The digital images were produced by JJT, Inc. of Austin, Texas, using their new overhead-capture MARC II digital camera. The initial capture uses matrices with values as high as 7,000 x 7,000 pixels, at 12 bits-per-pixel for grayscale or 36 bits for color. Image processing is then executed at 16-bits-per-pixel for grayscale or 48 bits for color. The bit depth is increased because having two even bytes per channel facilitates post-processing. For the archival or master image as saved, the spatial and tonal resolution is reduced. JJT's post- processing step also creates the three service images that complete the set of four delivered to the Library.

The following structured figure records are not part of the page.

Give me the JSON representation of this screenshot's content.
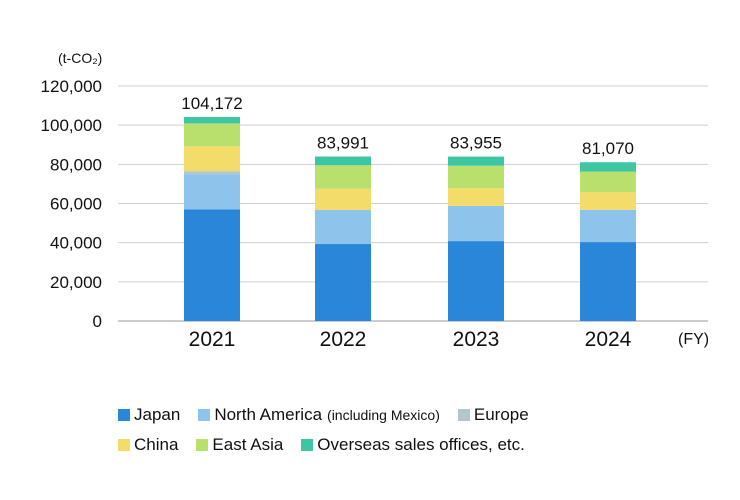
{
  "chart_data": {
    "type": "bar",
    "stacked": true,
    "unit": "(t-CO₂)",
    "x_unit": "(FY)",
    "categories": [
      "2021",
      "2022",
      "2023",
      "2024"
    ],
    "totals": [
      "104,172",
      "83,991",
      "83,955",
      "81,070"
    ],
    "ylim": [
      0,
      120000
    ],
    "yticks": [
      0,
      20000,
      40000,
      60000,
      80000,
      100000,
      120000
    ],
    "ytick_labels": [
      "0",
      "20,000",
      "40,000",
      "60,000",
      "80,000",
      "100,000",
      "120,000"
    ],
    "grid": true,
    "legend_position": "bottom",
    "series": [
      {
        "name": "Japan",
        "color": "#2a86d9",
        "values": [
          57000,
          39300,
          40800,
          40300
        ]
      },
      {
        "name": "North America",
        "name_note": "(including Mexico)",
        "color": "#8ec4ec",
        "values": [
          18000,
          17400,
          18000,
          16500
        ]
      },
      {
        "name": "Europe",
        "color": "#b3c7cc",
        "values": [
          1500,
          0,
          0,
          0
        ]
      },
      {
        "name": "China",
        "color": "#f4dc6a",
        "values": [
          12700,
          10800,
          9000,
          9000
        ]
      },
      {
        "name": "East Asia",
        "color": "#b9e06c",
        "values": [
          11700,
          12000,
          11500,
          10500
        ]
      },
      {
        "name": "Overseas sales offices, etc.",
        "color": "#3cc6a3",
        "values": [
          3272,
          4491,
          4655,
          4770
        ]
      }
    ]
  }
}
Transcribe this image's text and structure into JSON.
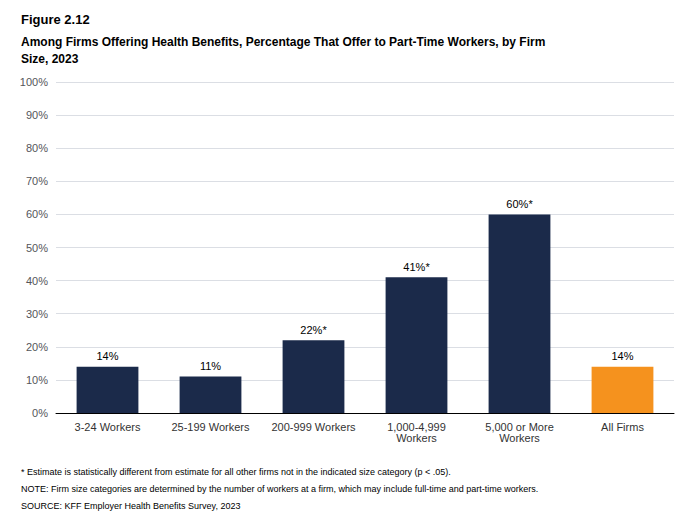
{
  "chart_data": {
    "type": "bar",
    "title": "Figure 2.12",
    "subtitle": "Among Firms Offering Health Benefits, Percentage That Offer to Part-Time Workers, by Firm\nSize, 2023",
    "categories": [
      "3-24 Workers",
      "25-199 Workers",
      "200-999 Workers",
      "1,000-4,999\nWorkers",
      "5,000 or More\nWorkers",
      "All Firms"
    ],
    "values": [
      14,
      11,
      22,
      41,
      60,
      14
    ],
    "value_labels": [
      "14%",
      "11%",
      "22%*",
      "41%*",
      "60%*",
      "14%"
    ],
    "colors": [
      "#1b2a4a",
      "#1b2a4a",
      "#1b2a4a",
      "#1b2a4a",
      "#1b2a4a",
      "#f5921e"
    ],
    "ylim": [
      0,
      100
    ],
    "yticks": [
      {
        "value": 0,
        "label": "0%"
      },
      {
        "value": 10,
        "label": "10%"
      },
      {
        "value": 20,
        "label": "20%"
      },
      {
        "value": 30,
        "label": "30%"
      },
      {
        "value": 40,
        "label": "40%"
      },
      {
        "value": 50,
        "label": "50%"
      },
      {
        "value": 60,
        "label": "60%"
      },
      {
        "value": 70,
        "label": "70%"
      },
      {
        "value": 80,
        "label": "80%"
      },
      {
        "value": 90,
        "label": "90%"
      },
      {
        "value": 100,
        "label": "100%"
      }
    ],
    "grid": true,
    "data_labels": true,
    "annotations": [
      "* Estimate is statistically different from estimate for all other firms not in the indicated size category (p < .05).",
      "NOTE: Firm size categories are determined by the number of workers at a firm, which may include full-time and part-time workers.",
      "SOURCE: KFF Employer Health Benefits Survey, 2023"
    ]
  }
}
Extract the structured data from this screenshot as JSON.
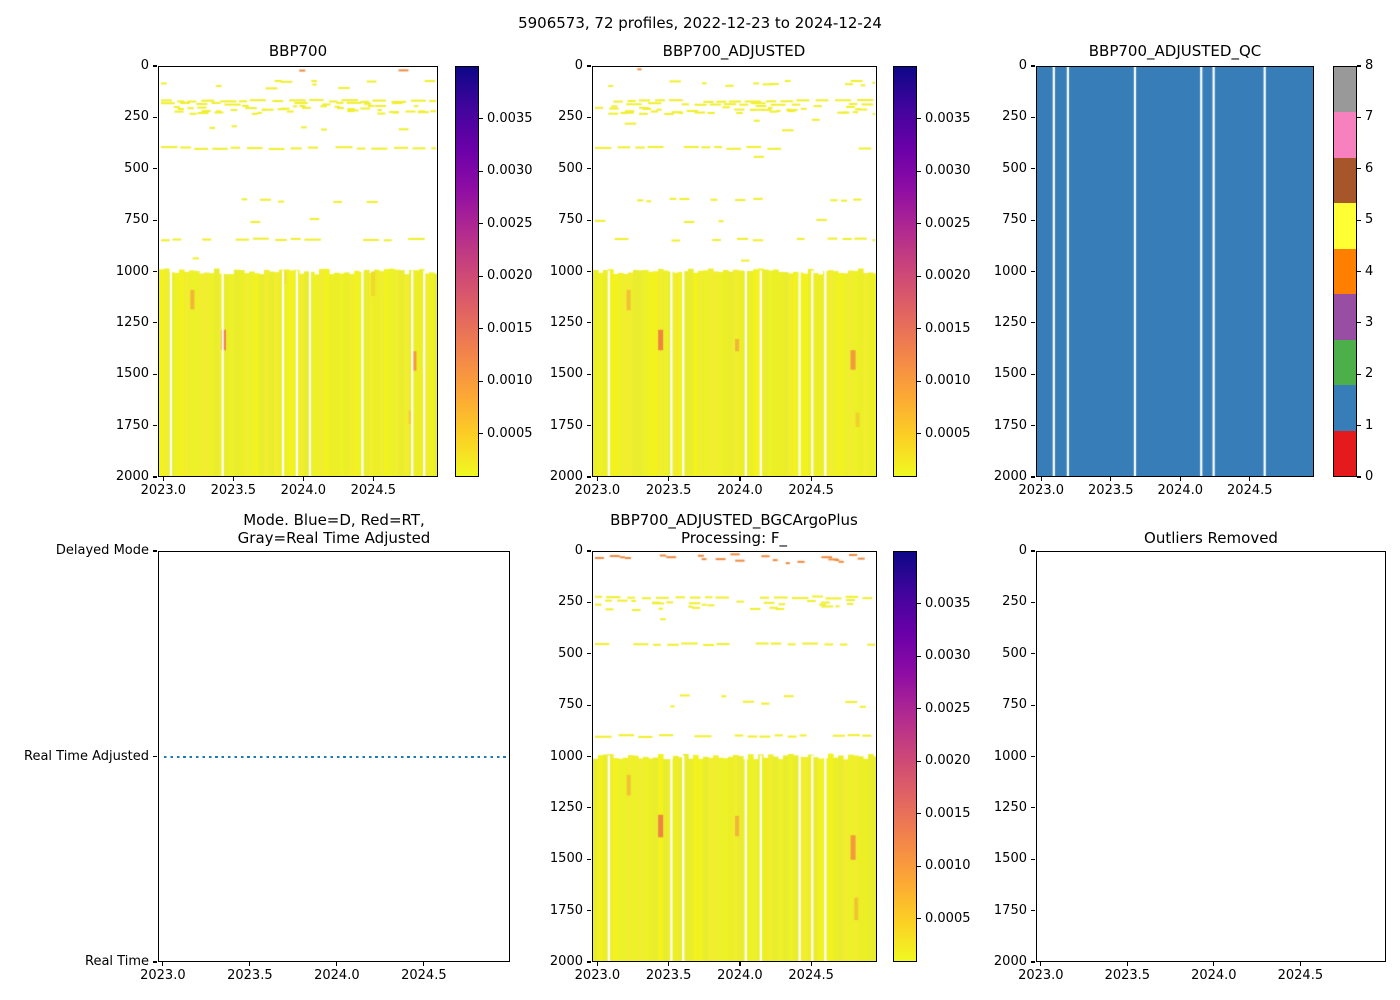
{
  "figure": {
    "suptitle": "5906573, 72 profiles, 2022-12-23 to 2024-12-24",
    "background": "#ffffff",
    "text_color": "#000000"
  },
  "axes": {
    "depth": {
      "range": [
        0,
        2000
      ],
      "values": [
        0,
        250,
        500,
        750,
        1000,
        1250,
        1500,
        1750,
        2000
      ],
      "labels": [
        "0",
        "250",
        "500",
        "750",
        "1000",
        "1250",
        "1500",
        "1750",
        "2000"
      ]
    },
    "year_heat": {
      "range": [
        2022.962,
        2024.962
      ],
      "values": [
        2023.0,
        2023.5,
        2024.0,
        2024.5
      ],
      "labels": [
        "2023.0",
        "2023.5",
        "2024.0",
        "2024.5"
      ]
    },
    "year_wide": {
      "range": [
        2022.972,
        2024.995
      ],
      "values": [
        2023.0,
        2023.5,
        2024.0,
        2024.5
      ],
      "labels": [
        "2023.0",
        "2023.5",
        "2024.0",
        "2024.5"
      ]
    },
    "mode_categories": {
      "labels": [
        "Delayed Mode",
        "Real Time Adjusted",
        "Real Time"
      ],
      "fracs": [
        0,
        0.5,
        1
      ]
    }
  },
  "colorbars": {
    "heat": {
      "vmin": 9e-05,
      "vmax": 0.004,
      "tick_values": [
        0.0035,
        0.003,
        0.0025,
        0.002,
        0.0015,
        0.001,
        0.0005
      ],
      "tick_labels": [
        "0.0035",
        "0.0030",
        "0.0025",
        "0.0020",
        "0.0015",
        "0.0010",
        "0.0005"
      ],
      "gradient_top_to_bottom": [
        "#0d0887",
        "#41049d",
        "#6a00a8",
        "#8f0da4",
        "#b12a90",
        "#cc4778",
        "#e16462",
        "#f2844b",
        "#fca636",
        "#fcce25",
        "#f0f921"
      ]
    },
    "qc": {
      "tick_labels": [
        "8",
        "7",
        "6",
        "5",
        "4",
        "3",
        "2",
        "1",
        "0"
      ],
      "cell_colors_top_to_bottom": [
        "#999999",
        "#f781bf",
        "#a65628",
        "#ffff33",
        "#ff7f00",
        "#984ea3",
        "#4daf4a",
        "#377eb8",
        "#e41a1c"
      ]
    }
  },
  "heat_palette": {
    "base_yellow": "#edf128",
    "stripe_shades": [
      "#edf128",
      "#e9ed2d",
      "#f2f21f",
      "#ecef25",
      "#f0ee2e"
    ],
    "dash_yellow": "#f0ef2b",
    "dash_orange": "#ef8b3f"
  },
  "chart_data": [
    {
      "id": "bbp700",
      "type": "heatmap",
      "title": "BBP700",
      "x_axis": "year_heat",
      "y_axis": "depth",
      "colorbar": "heat",
      "seed": 11,
      "bands": [
        {
          "kind": "dashes",
          "d0": 5,
          "d1": 25,
          "density": 0.12,
          "color": "#ef8b3f"
        },
        {
          "kind": "dashes",
          "d0": 60,
          "d1": 115,
          "density": 0.14,
          "color": "#f0ef2b"
        },
        {
          "kind": "line",
          "d0": 162,
          "d1": 170,
          "density": 0.93,
          "color": "#f0ef2b"
        },
        {
          "kind": "line",
          "d0": 176,
          "d1": 184,
          "density": 0.55,
          "color": "#f0ef2b"
        },
        {
          "kind": "dashes",
          "d0": 185,
          "d1": 235,
          "density": 0.6,
          "color": "#f0ef2b"
        },
        {
          "kind": "dashes",
          "d0": 250,
          "d1": 320,
          "density": 0.04,
          "color": "#f0ef2b"
        },
        {
          "kind": "line",
          "d0": 392,
          "d1": 400,
          "density": 0.8,
          "color": "#f0ef2b"
        },
        {
          "kind": "dashes",
          "d0": 430,
          "d1": 455,
          "density": 0.06,
          "color": "#f0ef2b"
        },
        {
          "kind": "dashes",
          "d0": 640,
          "d1": 665,
          "density": 0.35,
          "color": "#f0ef2b"
        },
        {
          "kind": "dashes",
          "d0": 735,
          "d1": 765,
          "density": 0.04,
          "color": "#f0ef2b"
        },
        {
          "kind": "line",
          "d0": 840,
          "d1": 848,
          "density": 0.7,
          "color": "#f0ef2b"
        },
        {
          "kind": "dashes",
          "d0": 930,
          "d1": 955,
          "density": 0.04,
          "color": "#f0ef2b"
        },
        {
          "kind": "solid",
          "d0": 1000,
          "d1": 2000,
          "color": "#edf128"
        }
      ],
      "gaps": [
        0.043,
        0.229,
        0.446,
        0.496,
        0.543,
        0.732,
        0.911,
        0.954
      ],
      "marks": [
        {
          "x": 0.12,
          "d0": 1090,
          "d1": 1185,
          "w": 4,
          "color": "#f2b43a"
        },
        {
          "x": 0.232,
          "d0": 1285,
          "d1": 1385,
          "w": 5,
          "color": "#ef8440"
        },
        {
          "x": 0.917,
          "d0": 1390,
          "d1": 1485,
          "w": 5,
          "color": "#f2993c"
        },
        {
          "x": 0.905,
          "d0": 1680,
          "d1": 1745,
          "w": 4,
          "color": "#f0d02f"
        },
        {
          "x": 0.45,
          "d0": 1000,
          "d1": 1060,
          "w": 5,
          "color": "#f0e22e"
        },
        {
          "x": 0.77,
          "d0": 1000,
          "d1": 1120,
          "w": 4,
          "color": "#efd92f"
        }
      ]
    },
    {
      "id": "bbp700_adjusted",
      "type": "heatmap",
      "title": "BBP700_ADJUSTED",
      "x_axis": "year_heat",
      "y_axis": "depth",
      "colorbar": "heat",
      "seed": 22,
      "bands": [
        {
          "kind": "dashes",
          "d0": 5,
          "d1": 25,
          "density": 0.12,
          "color": "#ef8b3f"
        },
        {
          "kind": "dashes",
          "d0": 60,
          "d1": 115,
          "density": 0.14,
          "color": "#f0ef2b"
        },
        {
          "kind": "line",
          "d0": 162,
          "d1": 170,
          "density": 0.93,
          "color": "#f0ef2b"
        },
        {
          "kind": "line",
          "d0": 176,
          "d1": 184,
          "density": 0.55,
          "color": "#f0ef2b"
        },
        {
          "kind": "dashes",
          "d0": 185,
          "d1": 235,
          "density": 0.6,
          "color": "#f0ef2b"
        },
        {
          "kind": "dashes",
          "d0": 250,
          "d1": 320,
          "density": 0.04,
          "color": "#f0ef2b"
        },
        {
          "kind": "line",
          "d0": 392,
          "d1": 400,
          "density": 0.8,
          "color": "#f0ef2b"
        },
        {
          "kind": "dashes",
          "d0": 430,
          "d1": 455,
          "density": 0.06,
          "color": "#f0ef2b"
        },
        {
          "kind": "dashes",
          "d0": 640,
          "d1": 665,
          "density": 0.35,
          "color": "#f0ef2b"
        },
        {
          "kind": "dashes",
          "d0": 735,
          "d1": 765,
          "density": 0.04,
          "color": "#f0ef2b"
        },
        {
          "kind": "line",
          "d0": 840,
          "d1": 848,
          "density": 0.7,
          "color": "#f0ef2b"
        },
        {
          "kind": "dashes",
          "d0": 930,
          "d1": 955,
          "density": 0.04,
          "color": "#f0ef2b"
        },
        {
          "kind": "solid",
          "d0": 1000,
          "d1": 2000,
          "color": "#edf128"
        }
      ],
      "gaps": [
        0.056,
        0.277,
        0.319,
        0.54,
        0.593,
        0.73,
        0.775,
        0.821
      ],
      "marks": [
        {
          "x": 0.126,
          "d0": 1090,
          "d1": 1190,
          "w": 4,
          "color": "#f2c136"
        },
        {
          "x": 0.239,
          "d0": 1285,
          "d1": 1385,
          "w": 5,
          "color": "#ef8440"
        },
        {
          "x": 0.509,
          "d0": 1330,
          "d1": 1390,
          "w": 4,
          "color": "#f2b43a"
        },
        {
          "x": 0.919,
          "d0": 1385,
          "d1": 1480,
          "w": 5,
          "color": "#f2993c"
        },
        {
          "x": 0.935,
          "d0": 1690,
          "d1": 1760,
          "w": 4,
          "color": "#f0d02f"
        }
      ]
    },
    {
      "id": "bbp700_adjusted_qc",
      "type": "qc_heatmap",
      "title": "BBP700_ADJUSTED_QC",
      "x_axis": "year_heat",
      "y_axis": "depth",
      "colorbar": "qc",
      "qc_value_everywhere": 1,
      "fill_color": "#377eb8",
      "gaps": [
        0.061,
        0.112,
        0.355,
        0.595,
        0.64,
        0.825
      ]
    },
    {
      "id": "mode",
      "type": "category_line",
      "title": "Mode. Blue=D, Red=RT,\nGray=Real Time Adjusted",
      "x_axis": "year_wide",
      "y_axis": "mode_categories",
      "line": {
        "category": "Real Time Adjusted",
        "category_frac": 0.5,
        "style": "dotted",
        "color": "#1f77b4",
        "x_start_frac": 0.014,
        "x_end_frac": 1.0
      }
    },
    {
      "id": "bgcargoplus",
      "type": "heatmap",
      "title": "BBP700_ADJUSTED_BGCArgoPlus\nProcessing: F_",
      "x_axis": "year_heat",
      "y_axis": "depth",
      "colorbar": "heat",
      "seed": 55,
      "bands": [
        {
          "kind": "dashes",
          "d0": 5,
          "d1": 60,
          "density": 0.28,
          "color": "#ef8b3f"
        },
        {
          "kind": "line",
          "d0": 218,
          "d1": 226,
          "density": 0.9,
          "color": "#f0ef2b"
        },
        {
          "kind": "dashes",
          "d0": 228,
          "d1": 290,
          "density": 0.5,
          "color": "#f0ef2b"
        },
        {
          "kind": "dashes",
          "d0": 300,
          "d1": 345,
          "density": 0.06,
          "color": "#f0ef2b"
        },
        {
          "kind": "line",
          "d0": 448,
          "d1": 456,
          "density": 0.72,
          "color": "#f0ef2b"
        },
        {
          "kind": "dashes",
          "d0": 540,
          "d1": 560,
          "density": 0.08,
          "color": "#f0ef2b"
        },
        {
          "kind": "dashes",
          "d0": 690,
          "d1": 765,
          "density": 0.07,
          "color": "#f0ef2b"
        },
        {
          "kind": "line",
          "d0": 896,
          "d1": 904,
          "density": 0.68,
          "color": "#f0ef2b"
        },
        {
          "kind": "solid",
          "d0": 1000,
          "d1": 2000,
          "color": "#edf128"
        }
      ],
      "gaps": [
        0.056,
        0.277,
        0.319,
        0.54,
        0.593,
        0.73,
        0.775,
        0.821
      ],
      "marks": [
        {
          "x": 0.126,
          "d0": 1090,
          "d1": 1190,
          "w": 4,
          "color": "#f2c136"
        },
        {
          "x": 0.239,
          "d0": 1285,
          "d1": 1395,
          "w": 5,
          "color": "#ef8440"
        },
        {
          "x": 0.509,
          "d0": 1290,
          "d1": 1390,
          "w": 4,
          "color": "#f2b43a"
        },
        {
          "x": 0.919,
          "d0": 1385,
          "d1": 1505,
          "w": 5,
          "color": "#f2993c"
        },
        {
          "x": 0.93,
          "d0": 1690,
          "d1": 1800,
          "w": 4,
          "color": "#f0c433"
        }
      ]
    },
    {
      "id": "outliers",
      "type": "empty",
      "title": "Outliers Removed",
      "x_axis": "year_wide",
      "y_axis": "depth"
    }
  ]
}
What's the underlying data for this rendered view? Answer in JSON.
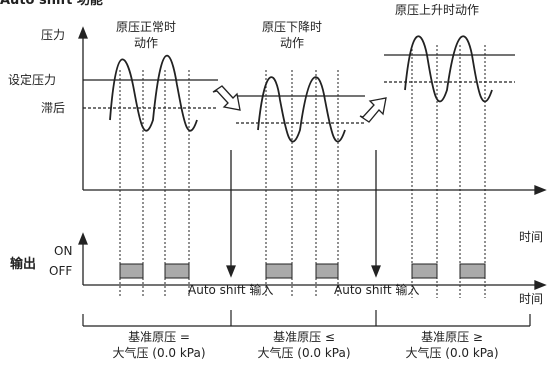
{
  "title": "Auto shift 功能",
  "y_axis_pressure": "压力",
  "set_pressure": "设定压力",
  "hysteresis": "滞后",
  "output": "输出",
  "on": "ON",
  "off": "OFF",
  "time": "时间",
  "phase_normal": [
    "原压正常时",
    "动作"
  ],
  "phase_down": [
    "原压下降时",
    "动作"
  ],
  "phase_up": "原压上升时动作",
  "auto_shift_input": "Auto shift 输入",
  "ref_equal": [
    "基准原压 =",
    "大气压 (0.0 kPa)"
  ],
  "ref_le": [
    "基准原压 ≤",
    "大气压 (0.0 kPa)"
  ],
  "ref_ge": [
    "基准原压 ≥",
    "大气压 (0.0 kPa)"
  ]
}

The digital images are intended to serve research. Although aesthetic considerations played a role in determining the look of the digital images, it was also important to retain highlight and shadow detail so the maximum amount of information can be derived from the image. This means that the images are made at lower contrast than might otherwise be the case. Users who require digital images that are cropped, have higher contrast, or are improved by local adjustments, should download the archival versions and manipulate them in graphic arts software.

Digitizing the Manuscripts

Manuscript materials were scanned onsite by the NDLP paper scanning and text conversion contractor, Systems Integration Group of Lanham, Maryland. UMAX flatbed scanners were used to produce the images of most of the manuscripts.

The Library's online presentation of the data pages employs a "page turner" or "electronic binder" that permits the user to navigate the manuscript pages, turning to the next or a previous image, or selecting an image by number. The inline service images displayed in the browser are GIF images with a spatial resolution of about 495 x 640 pixels; a hyperlink on the image provides access to the master image. Using the master images as a source, the Library produces the inline service images in a batch mode that includes five steps:

(1) adding tonality (transform the bitonal image into a 16-color grayscale image),
(2) blurring the image to soften the edges of the characters;
(3) reducing the image from about 1,700 x 2,200 pixels to 495 x 640 pixels;
(4) applying an image-enhancement algorithm to suppress the speckling that sometimes results from the addition of tones and reduction in size; and
(5) sharpening the image to restore more clarity to the characters.

Specifications for the data pages

Archival or master images

Spatial resolution:

300 dpi
Tonal (pixel-depth) resolution: 1 bit-per-pixel
File format: Tagged Image File Format (TIFF) ver. 6.0
Compression: ITU Group IV

Inline service images

Spatial resolution:

About 495 x 640 pixels
Tonal (pixel-depth) resolution: 4 bits-per-pixel
File format: GIF (Graphics Interchange Format)

Typescript materials were converted to machine-readable form at an accuracy rate of 99.95 percent and encoded with Standard Generalized Markup Language (SGML), according to the American Memory Document Type Definition (DTD). This DTD is a markup scheme that conforms to the guidelines of the Text Encoding Initiative (TEI), the work of a consortium of scholarly institutions. The texts of the transcripts have been translated to HTML for indexing and viewing on the World Wide Web.